"Cooking our way around North America" - Two Auxiliarists' tale circumnavigating North America aboard a U.S. Coast Guard icebreaker
Long before the U.S. Coast Guard Cutter Healy's (WAGB 20) crew took in their lines mid-July to get underway for a months-long Arctic deployment, preparations for the ship and crew were being made.
A major element of any cutter deployment is ensuring the galley is adequately staffed to prepare and serve four meals a day to the crew. HEALY, a 420-foot medium icebreaker, was making plans to serve the more than 120 crewmembers and scientists sailing aboard for their 2021 patrol circumnavigating the North American continent across the frigid Arctic through the Northwest Passage then back home through the Panama Canal.
HEALY’s command sought additional culinary specialists to support the increased number of personnel during their deployment. As the Coast Guard is currently short Culinary Specialists, a last minute request for help made it to the U.S. Coast Guard Auxiliary who had members from across the country qualified and immediately vying for the opportunity to assist.
Two Auxiliarists who answered the call to join HEALY for their Arctic expedition were first class culinary assistants Pat Wolcott and Joe Woodbury.
Wolcott, a retired Air Force chief master sergeant and a retired police officer, is not a stranger to underway life or working in the kitchen. Wolcott deployed aboard HEALY for their 2019 Arctic patrol and years ago, he and his wife owned a diner for 10 years in their hometown of Logan, Utah. Wolcott met HEALY in their Seattle Homeport and went to work right away.

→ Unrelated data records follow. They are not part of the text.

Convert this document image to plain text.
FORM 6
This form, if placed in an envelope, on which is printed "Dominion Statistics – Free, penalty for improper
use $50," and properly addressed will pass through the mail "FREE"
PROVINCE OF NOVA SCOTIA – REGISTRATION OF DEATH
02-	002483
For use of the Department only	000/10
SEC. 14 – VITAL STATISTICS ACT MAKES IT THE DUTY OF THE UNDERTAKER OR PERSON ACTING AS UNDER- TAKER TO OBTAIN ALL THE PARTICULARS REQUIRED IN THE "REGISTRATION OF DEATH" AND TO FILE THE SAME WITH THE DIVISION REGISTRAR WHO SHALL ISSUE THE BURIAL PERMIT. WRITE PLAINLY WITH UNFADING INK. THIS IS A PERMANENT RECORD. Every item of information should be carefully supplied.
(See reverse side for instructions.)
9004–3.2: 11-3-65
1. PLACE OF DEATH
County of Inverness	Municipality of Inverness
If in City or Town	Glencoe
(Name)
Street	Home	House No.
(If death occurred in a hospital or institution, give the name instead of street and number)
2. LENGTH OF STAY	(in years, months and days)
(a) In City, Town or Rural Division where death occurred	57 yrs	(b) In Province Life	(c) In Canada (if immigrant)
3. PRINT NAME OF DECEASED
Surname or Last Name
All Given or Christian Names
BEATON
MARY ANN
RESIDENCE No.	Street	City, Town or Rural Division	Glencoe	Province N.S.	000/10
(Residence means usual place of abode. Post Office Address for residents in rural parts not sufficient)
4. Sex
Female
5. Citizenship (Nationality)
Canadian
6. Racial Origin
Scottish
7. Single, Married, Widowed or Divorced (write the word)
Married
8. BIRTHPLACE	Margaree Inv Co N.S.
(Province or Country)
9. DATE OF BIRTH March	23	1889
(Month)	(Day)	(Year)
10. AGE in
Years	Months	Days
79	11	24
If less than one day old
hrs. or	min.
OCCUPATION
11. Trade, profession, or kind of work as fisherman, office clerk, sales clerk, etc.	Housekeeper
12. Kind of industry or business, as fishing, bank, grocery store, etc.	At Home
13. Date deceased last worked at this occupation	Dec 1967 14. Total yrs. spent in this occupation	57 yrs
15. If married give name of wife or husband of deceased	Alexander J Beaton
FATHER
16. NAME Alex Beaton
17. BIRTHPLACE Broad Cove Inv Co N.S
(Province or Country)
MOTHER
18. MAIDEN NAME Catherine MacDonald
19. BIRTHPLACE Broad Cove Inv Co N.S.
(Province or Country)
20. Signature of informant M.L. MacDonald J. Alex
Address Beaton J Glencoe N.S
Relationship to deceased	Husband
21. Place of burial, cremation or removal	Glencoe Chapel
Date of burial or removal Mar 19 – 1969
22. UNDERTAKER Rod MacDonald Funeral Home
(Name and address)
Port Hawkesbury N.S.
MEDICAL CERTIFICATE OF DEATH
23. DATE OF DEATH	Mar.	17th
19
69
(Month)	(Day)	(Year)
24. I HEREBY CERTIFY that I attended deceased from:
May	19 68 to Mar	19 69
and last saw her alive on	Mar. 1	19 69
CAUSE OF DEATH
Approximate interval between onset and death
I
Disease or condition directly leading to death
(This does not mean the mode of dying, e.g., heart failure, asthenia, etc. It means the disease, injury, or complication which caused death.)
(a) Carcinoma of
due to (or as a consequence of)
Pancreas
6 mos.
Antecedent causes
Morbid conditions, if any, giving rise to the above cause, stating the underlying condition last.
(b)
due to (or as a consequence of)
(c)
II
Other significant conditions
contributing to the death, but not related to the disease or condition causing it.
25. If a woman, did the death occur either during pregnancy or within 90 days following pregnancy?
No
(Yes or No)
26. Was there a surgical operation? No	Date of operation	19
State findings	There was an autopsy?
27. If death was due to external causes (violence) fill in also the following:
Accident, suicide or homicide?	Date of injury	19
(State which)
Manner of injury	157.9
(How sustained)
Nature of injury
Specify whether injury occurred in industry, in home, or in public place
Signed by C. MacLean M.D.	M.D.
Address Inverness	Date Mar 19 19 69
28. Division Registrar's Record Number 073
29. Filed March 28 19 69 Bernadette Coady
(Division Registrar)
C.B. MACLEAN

Woodbury, a retired Army Lt. Colonel, from Lake City, South Carolina, joined HEALY a few weeks later in Seward, Alaska. They’ll both sail aboard serving hot meals to the crew until the cutter returns home to Seattle in late fall.
The two, along with HEALY’s galley staff, spend seven days a week slicing, dicing, baking, grilling, prepping and serving food to the crew. Wolcott and Woodbury estimate by the end of the patrol, they’ll have prepared and or served more than 20,000 meals.
“A ship’s morale starts in the galley,” said Wolcott. “Our job, beside integrating into the ship’s company and routine, is to allow that morale to foster with the first meal of that person’s day. We do this by a cheerful greeting, and acknowledgement of how glad we are to see them.”
By the end of HEALY’s patrol, Wolcott will have spent 277 days in 2021 cooking aboard Coast Guard cutters. Prior to meeting HEALY in Seattle, he spent more than two months cooking aboard the Coast Guard Cutter Bluebell in Portland, Ore., for their crew of 15.
An opportunity circumnavigating North America has been a once-in-a-lifetime experience for Wolcott and Woodbury.
In Woodbury’s eleven years in the Auxiliary, he’s cooked aboard the Coast Guard Cutters HAMILTON, JAMES and ANVIL, and at Stations Charlestown and Georgetown. But reading the opportunity to cook aboard HEALY for this patrol was unlike any he’d seen before.
“From the second I saw the request for culinary assistants aboard HEALY, I began calling and emailing everyone across the country to get a spot aboard for their journey around North America,” said Woodbury. “It was a surreal experience to read HEALY was going across the Arctic and around the continent with the unique combination of crewmembers and civilian scientists aboard. Every day I wake up aboard, I still feel like it’s surreal to be here.”
Coast Guard Auxiliarists, like Wolcott and Woodbury, augment and assist active-duty crews across the Coast Guard. From serving as watchstanders at small boat stations, to conducting vessel safety exams, to serving aboard cutters, their contributions are widespread and significant. HEALY’s galley would have been significantly under staffed during this patrol had it not been for the tremendous efforts of Wolcott and Woodbury who upended their lives on short notice to answer the call. They, like so many Auxiliarists, are such an important part of the Coast Guard.
“The Auxiliary’s culinary assistant program’s main mission is to support the Coast Guard in their galleys whether it is a land unit, aboard a cutter in port or at sea,” said Paulette Parent, the Coast Guard Auxiliary’s national director for the culinary assistant’s program. “Currently there are nearly 300 active members in the program encompassing all Coast Guard districts. The dedication and enthusiasm of the Auxiliary culinary assistants who support the Coast Guard is a tribute to our program. The ever-increasing requests for assistance from the Coast Guard reflects well on the program and we are proud to support our active duty shipmates.”
Though the days are long and the work at times seems never-ending, Wolcott and Woodbury are happy for the opportunity to interact with everyone throughout the day as one after another pass their plates over for a serving of the day’s hot meals and a warm smile.